Retry Policies by Node Type
- Embedding nodes: Retry 3x with 2-second delay (transient API errors)
- LLM call nodes: Retry 2x with exponential backoff (rate limits, timeouts)
- Database nodes: Retry 3x with 1-second delay (connection pool exhaustion)
- Validation nodes: No retry (deterministic -- either passes or fails)
Circuit Breakers
For production pipelines, implement circuit breakers that stop retrying after a threshold of failures:
class CircuitBreaker:
def __init__(self, failure_threshold: int = 5, reset_timeout: int = 60):
self.failure_count = 0
self.failure_threshold = failure_threshold
self.reset_timeout = reset_timeout
self.last_failure_time = 0
self.state = "closed" # closed = normal, open = failing, half-open = testing
async def call(self, func, *args, **kwargs):
if self.state == "open":
if time.time() - self.last_failure_time > self.reset_timeout:
self.state = "half-open"
else:
raise CircuitBreakerOpen("Service unavailable")
try:
result = await func(*args, **kwargs)
if self.state == "half-open":
self.state = "closed"
self.failure_count = 0
return result
except Exception as e:
self.failure_count += 1
self.last_failure_time = time.time()
if self.failure_count >= self.failure_threshold:
self.state = "open"
raise
Observability and Debugging
One of the primary advantages of DAG architectures is observability. Every node execution produces structured telemetry that enables debugging.
Tracing Each Node
import structlog
from opentelemetry import trace
tracer = trace.get_tracer("ai-pipeline")
logger = structlog.get_logger()
async def traced_node(name: str, func, *args, **kwargs):
with tracer.start_as_current_span(name) as span:
start = time.time()
try:
result = await func(*args, **kwargs)
duration = time.time() - start
span.set_attribute("duration_ms", duration * 1000)
span.set_attribute("status", "success")
logger.info("node_completed", node=name, duration_ms=duration * 1000)
return result
except Exception as e:
span.set_attribute("status", "error")
span.set_attribute("error.message", str(e))

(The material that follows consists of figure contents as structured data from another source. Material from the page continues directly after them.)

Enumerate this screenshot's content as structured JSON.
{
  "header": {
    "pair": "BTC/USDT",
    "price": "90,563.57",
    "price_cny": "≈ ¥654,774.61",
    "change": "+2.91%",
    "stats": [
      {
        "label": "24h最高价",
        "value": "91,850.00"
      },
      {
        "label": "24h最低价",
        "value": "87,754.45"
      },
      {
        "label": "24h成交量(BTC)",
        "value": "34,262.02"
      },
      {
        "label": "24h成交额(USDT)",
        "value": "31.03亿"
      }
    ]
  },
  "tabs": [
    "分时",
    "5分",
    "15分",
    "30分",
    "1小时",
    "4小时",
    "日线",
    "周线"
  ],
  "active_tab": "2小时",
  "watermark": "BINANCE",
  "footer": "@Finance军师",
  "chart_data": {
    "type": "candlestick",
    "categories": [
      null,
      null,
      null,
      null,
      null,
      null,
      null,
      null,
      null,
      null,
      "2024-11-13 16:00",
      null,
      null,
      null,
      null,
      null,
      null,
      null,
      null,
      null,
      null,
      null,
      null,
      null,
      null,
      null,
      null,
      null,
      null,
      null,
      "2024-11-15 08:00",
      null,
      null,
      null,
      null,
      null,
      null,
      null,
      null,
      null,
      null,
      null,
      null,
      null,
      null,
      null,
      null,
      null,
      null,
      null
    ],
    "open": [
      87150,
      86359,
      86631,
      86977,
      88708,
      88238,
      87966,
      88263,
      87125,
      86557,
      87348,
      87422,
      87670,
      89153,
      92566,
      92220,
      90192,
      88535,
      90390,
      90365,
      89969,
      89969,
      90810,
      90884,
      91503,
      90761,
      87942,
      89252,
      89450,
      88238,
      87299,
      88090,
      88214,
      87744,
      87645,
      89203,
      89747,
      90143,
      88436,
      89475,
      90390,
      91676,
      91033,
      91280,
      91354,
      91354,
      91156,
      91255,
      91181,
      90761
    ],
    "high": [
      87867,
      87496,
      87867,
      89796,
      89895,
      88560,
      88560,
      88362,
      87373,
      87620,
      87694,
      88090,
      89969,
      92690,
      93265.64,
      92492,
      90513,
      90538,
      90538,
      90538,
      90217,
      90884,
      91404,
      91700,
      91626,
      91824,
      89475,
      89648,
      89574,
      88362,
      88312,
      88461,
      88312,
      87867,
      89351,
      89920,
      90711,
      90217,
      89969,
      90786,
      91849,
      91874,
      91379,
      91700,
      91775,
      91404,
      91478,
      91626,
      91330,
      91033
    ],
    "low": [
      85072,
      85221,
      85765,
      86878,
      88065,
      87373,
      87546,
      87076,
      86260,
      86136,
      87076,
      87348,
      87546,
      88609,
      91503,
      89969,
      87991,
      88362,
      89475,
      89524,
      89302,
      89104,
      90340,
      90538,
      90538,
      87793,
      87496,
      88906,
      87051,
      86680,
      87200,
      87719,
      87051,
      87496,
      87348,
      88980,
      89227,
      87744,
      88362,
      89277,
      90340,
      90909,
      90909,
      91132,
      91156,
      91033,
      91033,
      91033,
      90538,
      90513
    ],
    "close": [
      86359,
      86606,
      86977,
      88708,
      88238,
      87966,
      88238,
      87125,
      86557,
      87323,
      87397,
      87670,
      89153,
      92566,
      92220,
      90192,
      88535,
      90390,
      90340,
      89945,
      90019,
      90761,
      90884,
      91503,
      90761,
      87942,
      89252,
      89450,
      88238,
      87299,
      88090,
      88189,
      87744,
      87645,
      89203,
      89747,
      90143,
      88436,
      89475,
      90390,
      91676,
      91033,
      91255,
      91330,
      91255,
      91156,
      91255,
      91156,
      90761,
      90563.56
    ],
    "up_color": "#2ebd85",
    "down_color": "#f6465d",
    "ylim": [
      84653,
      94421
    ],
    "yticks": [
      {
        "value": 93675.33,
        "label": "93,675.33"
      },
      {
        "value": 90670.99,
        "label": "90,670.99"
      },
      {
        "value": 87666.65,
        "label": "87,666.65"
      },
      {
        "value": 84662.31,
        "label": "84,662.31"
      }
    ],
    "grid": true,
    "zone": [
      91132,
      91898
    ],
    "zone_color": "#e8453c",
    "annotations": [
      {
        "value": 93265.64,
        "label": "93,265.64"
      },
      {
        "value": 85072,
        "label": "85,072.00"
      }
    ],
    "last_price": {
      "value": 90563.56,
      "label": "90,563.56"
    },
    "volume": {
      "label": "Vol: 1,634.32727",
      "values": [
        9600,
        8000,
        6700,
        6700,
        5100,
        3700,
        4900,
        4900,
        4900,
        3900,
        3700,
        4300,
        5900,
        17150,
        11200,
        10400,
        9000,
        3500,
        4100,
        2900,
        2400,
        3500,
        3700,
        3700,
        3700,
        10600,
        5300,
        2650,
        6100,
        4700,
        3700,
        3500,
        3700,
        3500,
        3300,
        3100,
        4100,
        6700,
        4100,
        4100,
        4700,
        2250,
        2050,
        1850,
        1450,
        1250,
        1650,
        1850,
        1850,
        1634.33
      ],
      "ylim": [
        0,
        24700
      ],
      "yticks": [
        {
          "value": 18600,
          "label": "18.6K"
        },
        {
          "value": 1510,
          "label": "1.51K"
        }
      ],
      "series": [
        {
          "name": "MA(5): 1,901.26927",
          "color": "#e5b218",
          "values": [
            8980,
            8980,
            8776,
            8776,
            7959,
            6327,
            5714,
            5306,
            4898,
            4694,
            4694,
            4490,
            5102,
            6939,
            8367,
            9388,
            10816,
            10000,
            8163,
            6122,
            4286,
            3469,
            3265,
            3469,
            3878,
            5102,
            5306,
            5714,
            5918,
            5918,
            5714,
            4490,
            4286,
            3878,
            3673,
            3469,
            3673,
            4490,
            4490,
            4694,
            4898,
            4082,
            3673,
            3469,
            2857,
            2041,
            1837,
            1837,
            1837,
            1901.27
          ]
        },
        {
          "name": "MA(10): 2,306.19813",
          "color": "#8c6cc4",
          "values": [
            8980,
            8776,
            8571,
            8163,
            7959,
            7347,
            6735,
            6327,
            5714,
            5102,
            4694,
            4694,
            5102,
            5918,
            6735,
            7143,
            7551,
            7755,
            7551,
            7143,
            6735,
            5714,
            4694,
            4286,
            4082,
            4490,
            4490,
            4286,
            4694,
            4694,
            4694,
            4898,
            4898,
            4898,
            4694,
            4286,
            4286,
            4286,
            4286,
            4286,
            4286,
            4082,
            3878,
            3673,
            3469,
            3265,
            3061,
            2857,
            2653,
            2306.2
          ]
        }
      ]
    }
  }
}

logger.error("node_failed", node=name, error=str(e))
raise
Key Metrics to Track
- Node latency: P50, P95, P99 execution time per node
- Pipeline throughput: End-to-end completions per minute
- Error rate by node: Which nodes fail most frequently
- Token usage per LLM node: Cost attribution at the node level
- Parallelism efficiency: Ratio of wall-clock time to total node time
When to Use DAGs vs. Linear Chains
DAG architectures add complexity. Use them when you have:
- Multiple independent retrieval or processing steps that benefit from parallelism
- Varying reliability across steps that need different retry policies
- Cost-sensitive workflows where you want to short-circuit expensive LLM calls
- Observability requirements that demand per-step metrics and tracing
For simple prompt-in / response-out workflows, a linear chain is simpler and sufficient. The DAG pattern pays off as pipeline complexity grows.
Conclusion
DAG-based AI pipelines bring the same reliability and observability that data engineering teams have relied on for years to the world of LLM and agentic workflows. By modeling your AI pipeline as a graph of discrete, typed, independently retryable nodes, you gain parallelism, granular error handling, and deep observability -- all of which are essential for running AI systems in production at scale.